Houve uma época (e se não houve registe-se a lenda) em que as pessoas incapazes de perceber o encanto de ler, de ouvir música clássica, de assistir a filmes europeus, de visitar exposições de arte mantinham um silêncio respeitoso quando perante estes temas. Pensavam: a falha é minha. Hoje parece não haver pejo em atacar aquilo que não se percebe. Usam-se muitas vezes argumentos de custo (manter o S. Carlos ou a Casa da Música para deleite de meia dúzia?*) mas há questões mais graves por baixo dos ataques. Há a indisponibilidade para aceitar o que não se entende e para procurar entendê-lo. Experimentem dizer num grupo onde se elogiem os Il Divo que os detestam. Que ópera a sério não é aquilo. Serão olhados como se tivessem acabado de aterrar ali e ninguém vos conhecesse. Com o desprezo que as posições maioritárias permitem.
Mais do que conhecimento, cultura é um estado de espírito. Uma forma de vida.
* Que uma Câmara financie directa ou indirectamente uma festa que tenha Tony Carreira ou os Xutos (sem qualquer espécie de juízo de valor sobre a música que um e outros fazem) como cabeça de cartaz parece não gerar anticorpos.
Extenso artigo sobre António Lobo Antunes na New Yorker.
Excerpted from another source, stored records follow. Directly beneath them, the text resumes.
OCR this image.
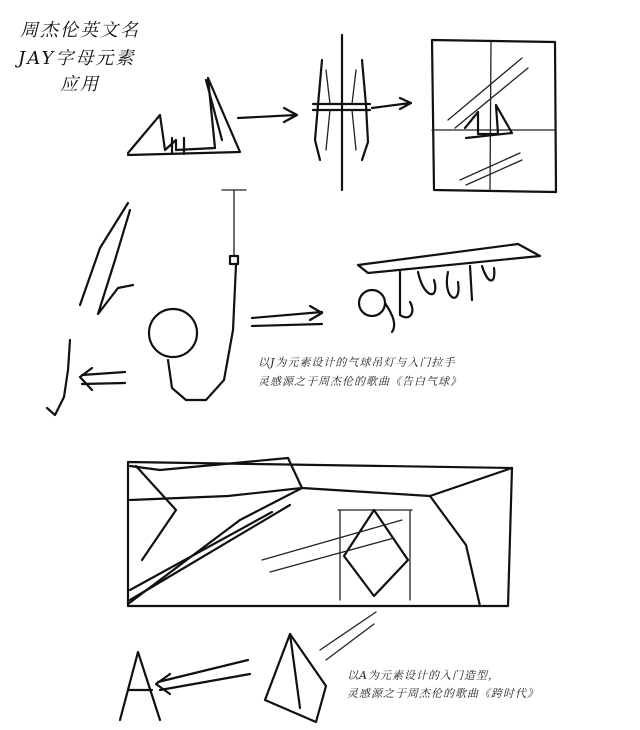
周杰伦英文名
JAY字母元素
应用
以J为元素设计的气球吊灯与入门拉手
灵感源之于周杰伦的歌曲《告白气球》
以A为元素设计的入门造型，
灵感源之于周杰伦的歌曲《跨时代》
Interessante mas deprimente para qualquer português (mesmo os que, como eu, têm poucas ilusões acerca do país). A amargura de Lobo Antunes (que respeito, apesar de não ser um dos meus autores favoritos), é escalpelizada pelo autor do artigo, originando o retrato de um povo triste, sem rumo, órfão de grandezas desaparecidas há quatro séculos, mergulhado num consumismo inane. Duro – mas provavelmente não longe da realidade.
Se calhar é por estas coisas que, nas campanhas publicitárias, usam antes pessoal do futebol.